Der Preis für eine Unze Silber stieg in der Spitze bis auf 38,13 Dollar. Das ist der höchste Stand seit 31 Jahren. Gold und Silber werden aus Sicht der Commerzbank wieder ihrem Ruf als sicherer Hafen gerecht. Neben dem Krieg in Libyen, den Unruhen im arabischen Raum und den Katastrophen in Japan sei nun auch die Schuldenkrise in den Euro-Peripherieländern wieder mit aller Macht in den Mittelpunkt gerückt.

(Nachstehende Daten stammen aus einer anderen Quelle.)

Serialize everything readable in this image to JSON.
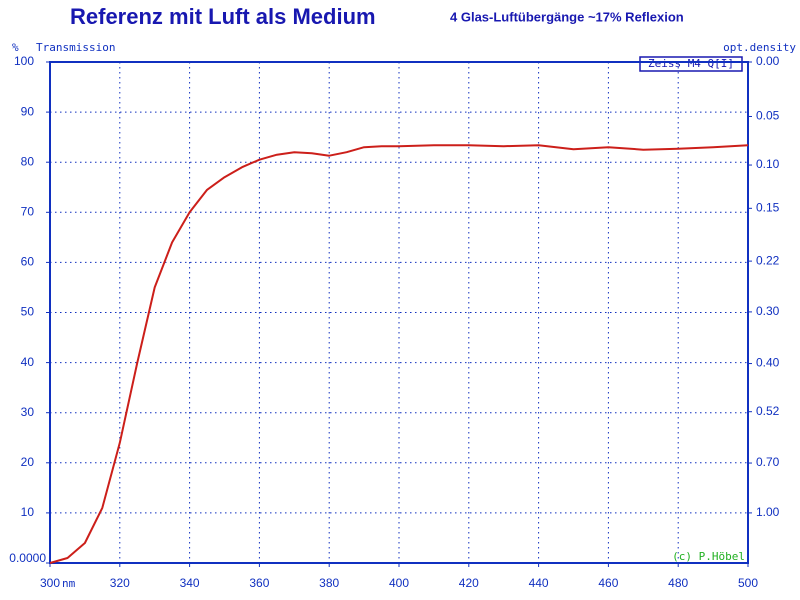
{
  "chart_data": {
    "type": "line",
    "title": "Referenz mit Luft als Medium",
    "subtitle": "4 Glas-Luftübergänge  ~17% Reflexion",
    "y_unit": "%",
    "y_label": "Transmission",
    "y2_label": "opt.density",
    "x_unit": "nm",
    "annotations": [
      "Zeiss M4 Q[I]",
      "(c) P.Höbel"
    ],
    "x": [
      300,
      305,
      310,
      315,
      320,
      325,
      330,
      335,
      340,
      345,
      350,
      355,
      360,
      365,
      370,
      375,
      380,
      385,
      390,
      395,
      400,
      410,
      420,
      430,
      440,
      450,
      460,
      470,
      480,
      490,
      500
    ],
    "values": [
      0,
      1,
      4,
      11,
      24,
      40,
      55,
      64,
      70,
      74.5,
      77,
      79,
      80.5,
      81.5,
      82,
      81.8,
      81.3,
      82,
      83,
      83.2,
      83.2,
      83.4,
      83.4,
      83.2,
      83.4,
      82.6,
      83,
      82.5,
      82.7,
      83,
      83.4
    ],
    "color": "#cc1f1a",
    "xlim": [
      300,
      500
    ],
    "xticks": [
      300,
      320,
      340,
      360,
      380,
      400,
      420,
      440,
      460,
      480,
      500
    ],
    "ylim": [
      0,
      100
    ],
    "yticks": [
      {
        "value": 0,
        "label": "0.0000"
      },
      10,
      20,
      30,
      40,
      50,
      60,
      70,
      80,
      90,
      100
    ],
    "y2scale": "optical-density",
    "y2ticks": [
      {
        "value": 0,
        "label": "0.00"
      },
      0.05,
      {
        "value": 0.1,
        "label": "0.10"
      },
      0.15,
      0.22,
      {
        "value": 0.3,
        "label": "0.30"
      },
      {
        "value": 0.4,
        "label": "0.40"
      },
      0.52,
      {
        "value": 0.7,
        "label": "0.70"
      },
      {
        "value": 1,
        "label": "1.00"
      }
    ],
    "grid": true
  }
}
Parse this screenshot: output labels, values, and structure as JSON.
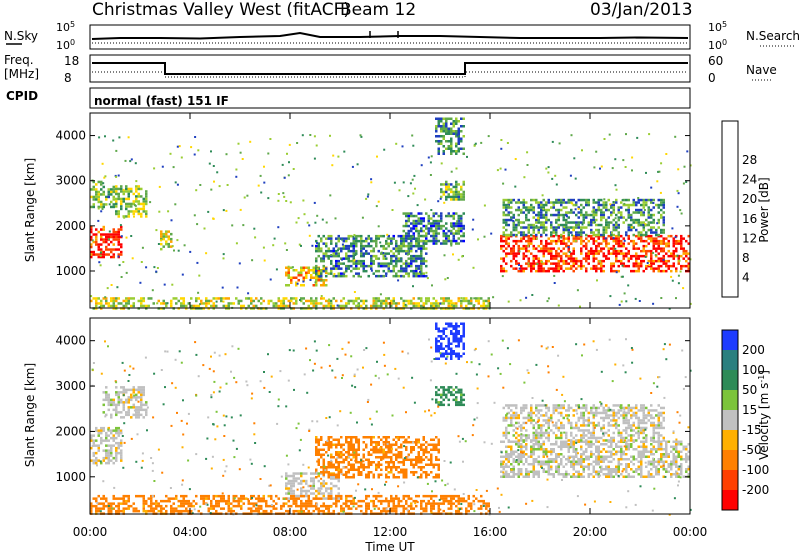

Der Rücktritt des portugiesischen Ministerpräsidenten Socrates überschatte das EU-Gipfeltreffen. Zu einer «überzeugenden und umfassenden Lösung» der Schuldenkrise, wie von EU-Kommissar Olli Rehn mehrfach versprochen, dürfte es kaum kommen, erwartet die Commerzbank.

Im Nachmittagshandel habe laut Händlern vor allem der an den Devisenmärkten unter Druck geratene US-Dollar die Edelmetallpreise gestützt. Ein sinkender Dollar macht Gold und Silber für Anleger aus anderen Währungsräumen günstiger, da die Edelmetalle in Dollar gehandelt werde.